The Guardian is a daily newspaper published five days a week in Charlottetown, Prince Edward Island, Canada.

== History ==
The paper was originally launched in the 1870s as The Presbyterian and Evangelical Protestant Union, owned by Presbyterian minister Stephen G. Lawson. It adopted its current name in 1887.

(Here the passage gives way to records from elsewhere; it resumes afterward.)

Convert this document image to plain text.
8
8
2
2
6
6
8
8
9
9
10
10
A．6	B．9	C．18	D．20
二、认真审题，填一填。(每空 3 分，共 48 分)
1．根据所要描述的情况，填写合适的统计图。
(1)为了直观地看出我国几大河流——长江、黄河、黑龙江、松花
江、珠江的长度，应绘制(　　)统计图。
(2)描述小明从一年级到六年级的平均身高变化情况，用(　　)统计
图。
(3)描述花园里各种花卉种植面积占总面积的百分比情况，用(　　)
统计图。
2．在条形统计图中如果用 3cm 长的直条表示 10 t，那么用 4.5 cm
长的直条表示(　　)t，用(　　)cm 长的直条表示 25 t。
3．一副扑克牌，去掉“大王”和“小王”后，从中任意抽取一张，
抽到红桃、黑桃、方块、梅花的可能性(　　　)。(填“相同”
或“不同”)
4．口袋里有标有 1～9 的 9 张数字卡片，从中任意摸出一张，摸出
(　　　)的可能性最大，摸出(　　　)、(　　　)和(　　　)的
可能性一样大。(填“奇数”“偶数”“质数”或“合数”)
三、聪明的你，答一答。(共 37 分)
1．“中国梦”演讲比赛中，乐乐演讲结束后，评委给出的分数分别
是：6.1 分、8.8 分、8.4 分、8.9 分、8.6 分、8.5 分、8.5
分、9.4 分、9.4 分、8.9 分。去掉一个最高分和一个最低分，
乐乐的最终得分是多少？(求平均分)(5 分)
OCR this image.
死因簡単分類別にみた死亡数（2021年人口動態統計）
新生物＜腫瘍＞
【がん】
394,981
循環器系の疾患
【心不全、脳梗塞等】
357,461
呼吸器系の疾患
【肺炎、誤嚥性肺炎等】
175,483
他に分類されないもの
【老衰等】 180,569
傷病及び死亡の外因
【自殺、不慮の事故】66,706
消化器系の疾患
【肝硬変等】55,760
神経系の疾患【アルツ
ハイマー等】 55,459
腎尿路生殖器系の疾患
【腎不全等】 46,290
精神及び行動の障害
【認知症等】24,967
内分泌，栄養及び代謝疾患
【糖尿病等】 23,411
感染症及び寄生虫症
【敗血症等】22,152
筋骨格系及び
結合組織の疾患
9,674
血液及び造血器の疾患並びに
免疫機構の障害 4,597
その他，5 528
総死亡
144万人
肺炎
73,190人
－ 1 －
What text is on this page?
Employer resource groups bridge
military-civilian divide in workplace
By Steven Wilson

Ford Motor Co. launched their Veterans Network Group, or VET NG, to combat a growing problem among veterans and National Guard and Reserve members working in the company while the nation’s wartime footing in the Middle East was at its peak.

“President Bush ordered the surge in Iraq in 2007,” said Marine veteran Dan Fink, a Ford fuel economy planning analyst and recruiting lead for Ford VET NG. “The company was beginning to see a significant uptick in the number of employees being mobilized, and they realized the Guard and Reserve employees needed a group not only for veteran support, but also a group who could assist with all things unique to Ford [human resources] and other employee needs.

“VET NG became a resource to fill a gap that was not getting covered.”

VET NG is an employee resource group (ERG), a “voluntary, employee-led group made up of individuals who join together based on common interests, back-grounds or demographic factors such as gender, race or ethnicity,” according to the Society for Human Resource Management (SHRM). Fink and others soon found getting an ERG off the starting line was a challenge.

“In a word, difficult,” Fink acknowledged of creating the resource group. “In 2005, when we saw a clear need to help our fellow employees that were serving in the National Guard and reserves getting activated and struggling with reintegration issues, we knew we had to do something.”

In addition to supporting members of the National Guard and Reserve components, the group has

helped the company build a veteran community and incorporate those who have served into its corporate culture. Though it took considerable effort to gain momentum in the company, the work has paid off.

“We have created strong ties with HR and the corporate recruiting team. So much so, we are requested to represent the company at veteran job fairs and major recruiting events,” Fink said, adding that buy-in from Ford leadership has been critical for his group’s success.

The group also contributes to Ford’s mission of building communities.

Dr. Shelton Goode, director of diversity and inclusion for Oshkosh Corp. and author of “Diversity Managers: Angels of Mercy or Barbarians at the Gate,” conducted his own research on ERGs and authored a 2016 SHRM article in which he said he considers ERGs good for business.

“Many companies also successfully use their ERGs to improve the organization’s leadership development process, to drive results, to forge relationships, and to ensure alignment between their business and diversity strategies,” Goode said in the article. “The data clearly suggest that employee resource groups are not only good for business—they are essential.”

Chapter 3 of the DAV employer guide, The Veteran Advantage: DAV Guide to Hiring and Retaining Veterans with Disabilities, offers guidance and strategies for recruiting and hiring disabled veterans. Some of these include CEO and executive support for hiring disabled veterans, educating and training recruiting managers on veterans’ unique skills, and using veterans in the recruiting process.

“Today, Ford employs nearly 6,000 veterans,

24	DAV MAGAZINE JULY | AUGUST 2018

After a succession of local owners, the newspaper was bought by Thomson Corporation in the 1950s. Southam Newspapers acquired the paper from Thomson in 1996, before itself being acquired by Canwest Global Communications in 2000. Canwest sold the paper to Transcontinental in 2002, before being sold to SaltWire Network, a newly formed parent company of The Chronicle Herald, in April 2017.

The Guardian had a sister publication, The Evening Patriot, which was discontinued in 1995 amid efficiency changes by the publishers.

While the slogan of The Guardian for many years has been "Covers the Island like the dew", it remains principally a Charlottetown publication, with the Journal Pioneer in Summerside to the west and The Eastern Graphic in Montague to the east. In 2010, the daily weekday circulation was approximately 18,000.

The Guardian is currently printed in Halifax. The Guardian is a Tuesday to Saturday paper only. On July 26, 2024, Postmedia entered an agreement to purchase SaltWire.